The Snow Man – Wallace Stevens.

This is not counting the annoying Daffodils; and To The Skylark, which he tried to quote from memory and at which he failed spectacularly (he said, and I couldn’t believe my ears, “unpremeditated strains”!!!).

But if you left out his closed readings, which were very undergrad, and looked at the poems, you could lose yourself in the poetry. Which was fine by me.

So the next meeting I attend, we will sing rousing Christmas carols as a change from all this high-brow stuff. All this modernism and no rhymes and deliberate confusion. We’ll show ’em all that much joy can had by rhyming ‘holly’ with ‘jolly’ and ‘way’ with ‘sleigh’.

6 comments:

the mad momma said...

:o) you get to do such lovely things in hyd. I miss the space and the place and the time...

Anonymous said...

nice to see these things happening in hyderabad...

reg. modernism and romantics, it must have been the way romantics helped shift focus towards the subjective and the irrational and took poetry away from the more "classical" idioms.

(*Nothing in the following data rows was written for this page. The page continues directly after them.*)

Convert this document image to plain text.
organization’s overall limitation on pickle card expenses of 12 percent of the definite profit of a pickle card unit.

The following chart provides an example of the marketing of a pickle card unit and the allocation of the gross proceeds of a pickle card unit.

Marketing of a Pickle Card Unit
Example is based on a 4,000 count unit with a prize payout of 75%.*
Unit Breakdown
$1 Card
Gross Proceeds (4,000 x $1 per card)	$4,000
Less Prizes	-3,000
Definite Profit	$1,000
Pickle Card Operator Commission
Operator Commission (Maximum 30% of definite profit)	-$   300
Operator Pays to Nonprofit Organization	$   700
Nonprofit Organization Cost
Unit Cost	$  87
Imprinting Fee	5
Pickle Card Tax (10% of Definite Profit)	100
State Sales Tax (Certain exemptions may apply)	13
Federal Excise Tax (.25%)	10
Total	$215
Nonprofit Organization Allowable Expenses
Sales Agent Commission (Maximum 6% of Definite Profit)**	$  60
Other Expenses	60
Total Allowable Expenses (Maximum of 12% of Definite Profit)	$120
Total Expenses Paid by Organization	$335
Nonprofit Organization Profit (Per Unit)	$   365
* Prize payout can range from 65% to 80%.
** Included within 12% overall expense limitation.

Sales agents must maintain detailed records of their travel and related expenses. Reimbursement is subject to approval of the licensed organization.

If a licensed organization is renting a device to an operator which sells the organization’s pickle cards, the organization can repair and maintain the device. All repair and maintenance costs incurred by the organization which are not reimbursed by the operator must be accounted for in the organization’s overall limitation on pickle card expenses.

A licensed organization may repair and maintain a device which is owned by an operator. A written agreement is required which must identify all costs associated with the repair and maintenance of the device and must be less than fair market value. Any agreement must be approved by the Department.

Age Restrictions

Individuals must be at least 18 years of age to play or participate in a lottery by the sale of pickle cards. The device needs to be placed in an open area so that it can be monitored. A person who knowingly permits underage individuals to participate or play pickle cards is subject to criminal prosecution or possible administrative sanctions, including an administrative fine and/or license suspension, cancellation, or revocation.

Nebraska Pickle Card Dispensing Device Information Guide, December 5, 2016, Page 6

and I really liked all the poems you listed, specially the ashberry and the stevens, both of which i hadn't read before!

Space Bar said...

TMM: yes, we do, don't we! :D

Alok: I can string out a dozen reasons why a study of the Romantics would be pertinent to an understanding of Modernism. My point is the Dr. K didn't. Which was rather remiss of him, considering that his talk was supposed to be on Modernism!

Come to think of it, he didn't even attempt a definition!

Cheshire Cat said...

Modernist poetry, and no sign of Milne? There's something wrong here, the dates are certainly right. He's more whimsical than Stein, funnier than Ashbery, his punning puts Stevens to shame, and even if Rilke had been a genius, he would have been hard-pressed to come up with a phrase as musical as "crustimony proseedcake"...

Space Bar said...

CC: heh! indeed! though you'd have to go to wodehouse for some nastiness on the milne front (what was that golf story where the chap tries desperately compose poetry and comes up with a rabbit going hoppity-hop hoppity-hop?)

Cheshire Cat said...

Milne asked for it, he was Very Mean indeed to poor old Plum. I don't remember that particular story, but it's so much fun when one can actually identify who's being skewered.

My favorite Milne is his fairy tale for adults, "Once On A Time". A lucky find; it ought to be more widely known.